There are two ways to fail a landing. One is to land on rocks. The other is to land too fast. A vertical velocity indicator turns red when the ship is landing too fast. When the  ship touches the landing pad the velocity is checked. The function OnCollisionEnter() is called when two objects touch. In this case it will be the ship and either a landing pad or a rock. setting Time.timeScale to zero stops the game play. the GUI.guiMode is set to either win or lose. This will cause the correct screen to be displayed and the score to be adjusted.

 if( theCollision.gameObject.tag == "landingpad" )
   if( (theCollision.relativeVelocity.magnitude > 50.0) )
    GUI.guiMode ="Lose";
    Time.timeScale = 0;
   Time.timeScale = 0;
   GUI.guiMode ="Win";


Since this is a mobile game there needs to be buttons for the player. A single touch would work if it was to run the lander engine. Left and right translations are harder. Touch to the left of the lander could go left and the same for right.  Since the lander moves it could move under the touch point and cause the movement to change. Buttons just seem easier.

Unfortunately Unity’s UI is not straight forward.The placement and operation of a button is pretty simple. Buttons are  GUITexture components. Getting the position and sizing correct for different size devices is a challenge. There is talk that future versions of Unity will have better UI tools.

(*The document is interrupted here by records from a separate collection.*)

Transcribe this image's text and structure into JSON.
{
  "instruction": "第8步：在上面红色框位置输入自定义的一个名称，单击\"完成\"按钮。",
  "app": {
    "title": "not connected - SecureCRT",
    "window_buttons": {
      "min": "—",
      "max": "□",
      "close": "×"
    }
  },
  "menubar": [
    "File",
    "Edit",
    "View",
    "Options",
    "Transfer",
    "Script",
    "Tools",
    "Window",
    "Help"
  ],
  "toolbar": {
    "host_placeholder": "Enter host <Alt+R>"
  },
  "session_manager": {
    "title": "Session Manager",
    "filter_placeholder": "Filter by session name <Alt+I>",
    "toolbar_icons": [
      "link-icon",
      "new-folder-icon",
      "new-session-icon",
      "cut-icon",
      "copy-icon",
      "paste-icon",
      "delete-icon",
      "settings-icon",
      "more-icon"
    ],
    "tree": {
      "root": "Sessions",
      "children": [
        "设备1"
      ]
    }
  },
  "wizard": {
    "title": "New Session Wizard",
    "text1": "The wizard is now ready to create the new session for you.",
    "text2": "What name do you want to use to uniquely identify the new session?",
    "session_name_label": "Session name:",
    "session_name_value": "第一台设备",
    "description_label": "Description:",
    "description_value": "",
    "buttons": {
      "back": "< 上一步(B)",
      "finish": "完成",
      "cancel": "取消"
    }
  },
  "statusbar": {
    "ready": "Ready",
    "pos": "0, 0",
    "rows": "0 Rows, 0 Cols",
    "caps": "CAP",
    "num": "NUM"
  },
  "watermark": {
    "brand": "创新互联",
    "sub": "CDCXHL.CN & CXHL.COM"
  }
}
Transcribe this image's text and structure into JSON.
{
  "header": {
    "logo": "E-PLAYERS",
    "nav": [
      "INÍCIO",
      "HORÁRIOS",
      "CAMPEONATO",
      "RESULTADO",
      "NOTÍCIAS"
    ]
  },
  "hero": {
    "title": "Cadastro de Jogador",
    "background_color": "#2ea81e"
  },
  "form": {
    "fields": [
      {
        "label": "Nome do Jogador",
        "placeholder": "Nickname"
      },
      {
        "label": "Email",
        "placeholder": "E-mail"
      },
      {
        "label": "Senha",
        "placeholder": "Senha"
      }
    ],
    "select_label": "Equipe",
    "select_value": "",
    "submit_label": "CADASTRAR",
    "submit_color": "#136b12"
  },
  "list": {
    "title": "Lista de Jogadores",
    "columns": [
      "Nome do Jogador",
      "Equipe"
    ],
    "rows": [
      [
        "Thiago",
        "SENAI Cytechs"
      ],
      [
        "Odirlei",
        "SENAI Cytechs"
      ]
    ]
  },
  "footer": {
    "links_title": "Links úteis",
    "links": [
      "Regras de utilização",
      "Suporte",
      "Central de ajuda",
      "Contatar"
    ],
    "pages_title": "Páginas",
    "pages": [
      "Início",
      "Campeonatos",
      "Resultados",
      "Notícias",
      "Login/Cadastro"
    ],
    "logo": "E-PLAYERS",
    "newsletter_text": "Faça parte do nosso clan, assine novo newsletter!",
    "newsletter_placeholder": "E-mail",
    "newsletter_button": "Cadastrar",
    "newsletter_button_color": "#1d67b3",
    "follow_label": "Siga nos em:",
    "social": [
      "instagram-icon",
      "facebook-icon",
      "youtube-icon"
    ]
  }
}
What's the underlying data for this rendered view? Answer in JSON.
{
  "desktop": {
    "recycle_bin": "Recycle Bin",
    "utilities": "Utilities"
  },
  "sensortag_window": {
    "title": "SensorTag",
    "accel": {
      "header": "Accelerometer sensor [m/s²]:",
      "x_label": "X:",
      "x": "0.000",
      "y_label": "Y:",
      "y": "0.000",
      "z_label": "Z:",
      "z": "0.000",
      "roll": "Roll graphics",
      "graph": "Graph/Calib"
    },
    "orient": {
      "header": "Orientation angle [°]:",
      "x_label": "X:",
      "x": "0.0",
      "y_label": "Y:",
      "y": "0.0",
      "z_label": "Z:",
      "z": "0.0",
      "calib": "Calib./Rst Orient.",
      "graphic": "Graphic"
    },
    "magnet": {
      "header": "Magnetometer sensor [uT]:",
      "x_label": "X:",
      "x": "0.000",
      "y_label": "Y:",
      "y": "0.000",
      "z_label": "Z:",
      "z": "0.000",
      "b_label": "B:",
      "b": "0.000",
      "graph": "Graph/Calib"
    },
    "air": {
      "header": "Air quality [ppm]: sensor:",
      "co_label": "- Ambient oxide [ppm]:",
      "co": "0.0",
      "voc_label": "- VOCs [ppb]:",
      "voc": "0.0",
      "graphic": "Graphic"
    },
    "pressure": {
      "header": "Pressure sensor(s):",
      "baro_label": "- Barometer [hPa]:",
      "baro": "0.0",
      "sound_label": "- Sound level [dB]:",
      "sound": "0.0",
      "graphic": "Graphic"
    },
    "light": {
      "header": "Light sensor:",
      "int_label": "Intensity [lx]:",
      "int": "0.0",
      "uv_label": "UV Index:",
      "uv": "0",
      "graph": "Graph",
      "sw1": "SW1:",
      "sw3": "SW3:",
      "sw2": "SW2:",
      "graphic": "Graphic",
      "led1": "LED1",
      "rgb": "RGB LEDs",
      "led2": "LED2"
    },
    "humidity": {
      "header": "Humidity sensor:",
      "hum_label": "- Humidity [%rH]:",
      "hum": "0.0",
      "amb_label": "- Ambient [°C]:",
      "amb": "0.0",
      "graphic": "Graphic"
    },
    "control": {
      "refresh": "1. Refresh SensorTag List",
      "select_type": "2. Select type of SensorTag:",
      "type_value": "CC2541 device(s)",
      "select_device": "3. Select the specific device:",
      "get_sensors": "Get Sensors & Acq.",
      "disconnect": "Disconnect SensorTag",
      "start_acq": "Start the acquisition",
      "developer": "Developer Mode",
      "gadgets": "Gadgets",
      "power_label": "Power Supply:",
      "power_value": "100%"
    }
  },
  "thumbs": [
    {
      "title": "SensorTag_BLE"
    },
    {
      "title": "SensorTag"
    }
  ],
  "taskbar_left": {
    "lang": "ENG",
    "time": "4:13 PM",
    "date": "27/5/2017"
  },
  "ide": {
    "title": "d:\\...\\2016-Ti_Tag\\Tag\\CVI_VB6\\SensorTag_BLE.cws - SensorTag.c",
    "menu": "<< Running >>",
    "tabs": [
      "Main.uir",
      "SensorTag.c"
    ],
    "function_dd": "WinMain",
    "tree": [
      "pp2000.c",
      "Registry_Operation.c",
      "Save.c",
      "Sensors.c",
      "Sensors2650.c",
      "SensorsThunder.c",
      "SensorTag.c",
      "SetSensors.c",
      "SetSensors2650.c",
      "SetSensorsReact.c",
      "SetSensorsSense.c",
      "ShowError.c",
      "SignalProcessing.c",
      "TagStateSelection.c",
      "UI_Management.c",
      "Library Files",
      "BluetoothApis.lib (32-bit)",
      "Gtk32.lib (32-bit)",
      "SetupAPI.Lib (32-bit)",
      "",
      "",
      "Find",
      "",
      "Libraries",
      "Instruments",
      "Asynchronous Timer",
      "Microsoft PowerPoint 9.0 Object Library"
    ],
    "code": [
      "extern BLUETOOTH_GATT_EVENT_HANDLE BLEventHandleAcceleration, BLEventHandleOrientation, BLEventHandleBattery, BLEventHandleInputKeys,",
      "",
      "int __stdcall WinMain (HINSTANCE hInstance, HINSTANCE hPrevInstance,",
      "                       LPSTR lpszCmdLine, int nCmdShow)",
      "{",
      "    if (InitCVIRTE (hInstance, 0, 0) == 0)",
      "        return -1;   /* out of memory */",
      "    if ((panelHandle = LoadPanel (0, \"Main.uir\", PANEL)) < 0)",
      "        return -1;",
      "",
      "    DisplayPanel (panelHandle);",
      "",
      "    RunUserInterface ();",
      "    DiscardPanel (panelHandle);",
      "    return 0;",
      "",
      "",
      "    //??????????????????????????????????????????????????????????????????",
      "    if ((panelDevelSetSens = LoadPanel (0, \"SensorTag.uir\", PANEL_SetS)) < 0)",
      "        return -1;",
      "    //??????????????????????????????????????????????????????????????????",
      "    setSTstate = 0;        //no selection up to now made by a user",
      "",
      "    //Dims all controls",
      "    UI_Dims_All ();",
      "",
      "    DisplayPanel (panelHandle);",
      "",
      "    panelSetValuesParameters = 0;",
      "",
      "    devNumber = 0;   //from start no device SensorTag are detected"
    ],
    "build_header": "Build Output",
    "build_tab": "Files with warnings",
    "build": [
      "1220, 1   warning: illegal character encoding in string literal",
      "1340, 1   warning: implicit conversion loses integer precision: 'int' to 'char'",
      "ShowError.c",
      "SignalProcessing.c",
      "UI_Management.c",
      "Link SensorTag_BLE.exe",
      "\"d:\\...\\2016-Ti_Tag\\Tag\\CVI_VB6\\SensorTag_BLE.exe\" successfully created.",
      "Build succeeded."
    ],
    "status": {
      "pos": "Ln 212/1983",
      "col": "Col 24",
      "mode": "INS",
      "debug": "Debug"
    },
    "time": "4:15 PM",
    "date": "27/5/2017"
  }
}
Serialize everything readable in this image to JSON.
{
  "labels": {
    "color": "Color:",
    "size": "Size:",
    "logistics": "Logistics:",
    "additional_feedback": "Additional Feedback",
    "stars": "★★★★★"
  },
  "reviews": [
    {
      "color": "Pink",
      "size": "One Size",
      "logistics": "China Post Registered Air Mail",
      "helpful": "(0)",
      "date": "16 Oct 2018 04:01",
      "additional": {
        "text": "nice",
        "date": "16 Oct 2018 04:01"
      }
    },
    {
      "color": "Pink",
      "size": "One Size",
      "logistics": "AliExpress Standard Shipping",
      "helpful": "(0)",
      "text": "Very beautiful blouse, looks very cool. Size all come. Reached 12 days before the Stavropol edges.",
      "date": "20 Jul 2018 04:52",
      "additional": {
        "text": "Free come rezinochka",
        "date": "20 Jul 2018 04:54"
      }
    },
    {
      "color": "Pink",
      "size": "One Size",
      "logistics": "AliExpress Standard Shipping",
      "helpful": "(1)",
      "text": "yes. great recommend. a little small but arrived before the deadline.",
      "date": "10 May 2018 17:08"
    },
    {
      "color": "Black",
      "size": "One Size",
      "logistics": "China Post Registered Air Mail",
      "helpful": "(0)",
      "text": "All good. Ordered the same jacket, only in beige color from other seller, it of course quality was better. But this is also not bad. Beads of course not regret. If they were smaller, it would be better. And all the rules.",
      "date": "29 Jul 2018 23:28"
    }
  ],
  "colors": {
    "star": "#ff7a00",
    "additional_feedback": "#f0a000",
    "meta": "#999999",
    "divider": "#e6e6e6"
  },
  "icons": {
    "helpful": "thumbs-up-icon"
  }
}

In the FixedUpDate function I test each button.

for (var touch : Touch in Input.touches)
    if (engineButton.HitTest (touch.position))
      // handle engine event
    if (leftThrusterButton.HitTest (touch.position))
      // handle left thruster event


Scoring is pretty straight forward. Land successfully and you get a point and proceed  to the next level. Crash and you have to repeat the level. At each level the landing spots get harder to find. As the level increases I need to increase the fuel(or lower the rate at which its is used).


Sound is handled from an AudioSource component.


This plays the sound once. As long as the button is held down the sound will be played over and over. Playing the sound in a loop is possible for something like background music. For sounds like the engine or  thrusters I need short burst of sound.

Screen Shots

The ship approaching a landing pad. The vertical velocity is in white and positive. This indicates that the ship is moving up at rate within the range for landing.


Since the landing pads are randomly placed I found it hard to locate them and no run out of fuel. I added a overhead view in the upper right corner to guide the player towards a landing pad.


The left corner shows the fuel and velocity levels.


The ship over the rocks. The vertical velocity is in red and negative. This indicates that the ship is moving down at rate too large to land.


Goggle Play

I decided to put the game on Goggle Play just to see how this process works.

Update: I see one person has complained that at a high level you just crash into the rocks. It could be that this is a fuel issue. The landing pads are too far away for the fuel usage rate.

Once I get the iOS version to work I’ll put it on the Apple Store as well.